Several reform proposals call for raising the maximum earnings level subject to Social Security taxation. This would improve the system's finances, but not eliminate the financing gap seen by the Social Security Trustees. In their annual report last week, they moved up the projected date of the depletion of the trust fund by one year, from 2042 to 2041. The experts say this shift was driven almost entirely by last year's weaker-than-expected economy.

If their projections hold up, payroll tax revenues in 2042 would cover only 74 percent of promised benefits. In terms of purchasing power, the benefits would still be about 7 percent higher on average than the benefits received by current retirees. Nonetheless, retirees might feel poorer because of the relative prosperity of those still working.

Indirectly, today's Social Security has led to a widening of the rich-poor gap by helping finance Mr. Bush's tax cuts. That's not the system's fault. It's the result of the White House and Congress misusing the system's current surplus. That money is supposed to be socked away for future retirees. Instead, Washington has used it for current spending, including tax cuts that have mostly benefited the well-to-do.

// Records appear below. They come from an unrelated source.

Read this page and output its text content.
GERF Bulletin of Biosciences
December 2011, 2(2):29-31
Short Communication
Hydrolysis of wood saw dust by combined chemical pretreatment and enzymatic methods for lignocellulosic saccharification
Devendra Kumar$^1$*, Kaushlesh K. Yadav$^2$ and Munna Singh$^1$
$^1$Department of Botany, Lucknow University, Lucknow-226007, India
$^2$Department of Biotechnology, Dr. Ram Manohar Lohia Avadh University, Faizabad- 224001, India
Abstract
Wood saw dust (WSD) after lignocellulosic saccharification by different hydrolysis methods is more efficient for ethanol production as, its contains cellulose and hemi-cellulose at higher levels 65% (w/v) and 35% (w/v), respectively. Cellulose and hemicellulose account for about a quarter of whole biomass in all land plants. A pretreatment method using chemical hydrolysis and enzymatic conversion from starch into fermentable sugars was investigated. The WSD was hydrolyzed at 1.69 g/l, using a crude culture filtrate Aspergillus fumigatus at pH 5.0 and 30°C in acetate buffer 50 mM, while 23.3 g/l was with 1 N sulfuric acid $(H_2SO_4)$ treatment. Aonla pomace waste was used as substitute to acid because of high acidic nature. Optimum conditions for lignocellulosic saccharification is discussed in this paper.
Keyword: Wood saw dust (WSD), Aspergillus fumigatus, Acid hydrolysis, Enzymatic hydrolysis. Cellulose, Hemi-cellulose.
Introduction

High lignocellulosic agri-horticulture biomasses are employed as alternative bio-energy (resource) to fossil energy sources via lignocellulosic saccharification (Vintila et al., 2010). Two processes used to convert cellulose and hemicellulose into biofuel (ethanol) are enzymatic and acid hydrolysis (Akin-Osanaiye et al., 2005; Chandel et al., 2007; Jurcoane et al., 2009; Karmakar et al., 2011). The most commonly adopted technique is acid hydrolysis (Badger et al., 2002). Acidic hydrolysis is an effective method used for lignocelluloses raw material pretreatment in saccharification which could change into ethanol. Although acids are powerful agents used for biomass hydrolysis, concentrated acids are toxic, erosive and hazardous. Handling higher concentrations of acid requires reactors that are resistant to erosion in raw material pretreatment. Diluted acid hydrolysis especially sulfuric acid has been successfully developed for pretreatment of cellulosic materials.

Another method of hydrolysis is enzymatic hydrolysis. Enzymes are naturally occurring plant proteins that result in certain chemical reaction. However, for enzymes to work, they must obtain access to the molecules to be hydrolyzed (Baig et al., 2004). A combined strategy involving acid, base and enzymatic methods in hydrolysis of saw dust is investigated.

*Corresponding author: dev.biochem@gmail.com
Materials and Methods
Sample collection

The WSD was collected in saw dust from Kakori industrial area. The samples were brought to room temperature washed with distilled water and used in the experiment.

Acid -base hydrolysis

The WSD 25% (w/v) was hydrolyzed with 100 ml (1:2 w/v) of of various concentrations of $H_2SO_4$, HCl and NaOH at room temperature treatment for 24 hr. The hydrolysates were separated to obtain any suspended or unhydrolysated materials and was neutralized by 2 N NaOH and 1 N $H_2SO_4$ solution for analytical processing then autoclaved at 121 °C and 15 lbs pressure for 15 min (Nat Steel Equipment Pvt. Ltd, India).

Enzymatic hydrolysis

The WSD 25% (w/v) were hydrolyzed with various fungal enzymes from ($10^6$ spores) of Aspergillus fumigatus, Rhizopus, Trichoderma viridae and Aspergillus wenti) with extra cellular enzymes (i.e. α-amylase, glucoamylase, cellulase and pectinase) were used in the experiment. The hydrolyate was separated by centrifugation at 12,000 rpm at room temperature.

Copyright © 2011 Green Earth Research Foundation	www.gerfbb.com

When first proposed, Social Security was billed as insurance, even though it clearly redistributed income, especially to many early recipients of pensions who had paid little or nothing into the system. The reason, one key drafter of the bill told Frank Genovese, an economist emeritus at Babson College in Wellesley, Mass., was that Americans did not believe in redistributing income to the poor. They did believe in insurance. Today, the system does somewhat less to redistribute income and contains real elements of insurance. It provides the disabled and widows and their children with a modest income.

Apparently not many in Washington believe in income redistribution today. Eleven days ago, the Senate voted 55 to 45 to adjust taxes on Social Security benefits in a way that would give those making more than $200,000 a year a 14 percent hike in their after-tax benefits, according to Citizens for Tax Justice. Those making less than $30,000 would get zero.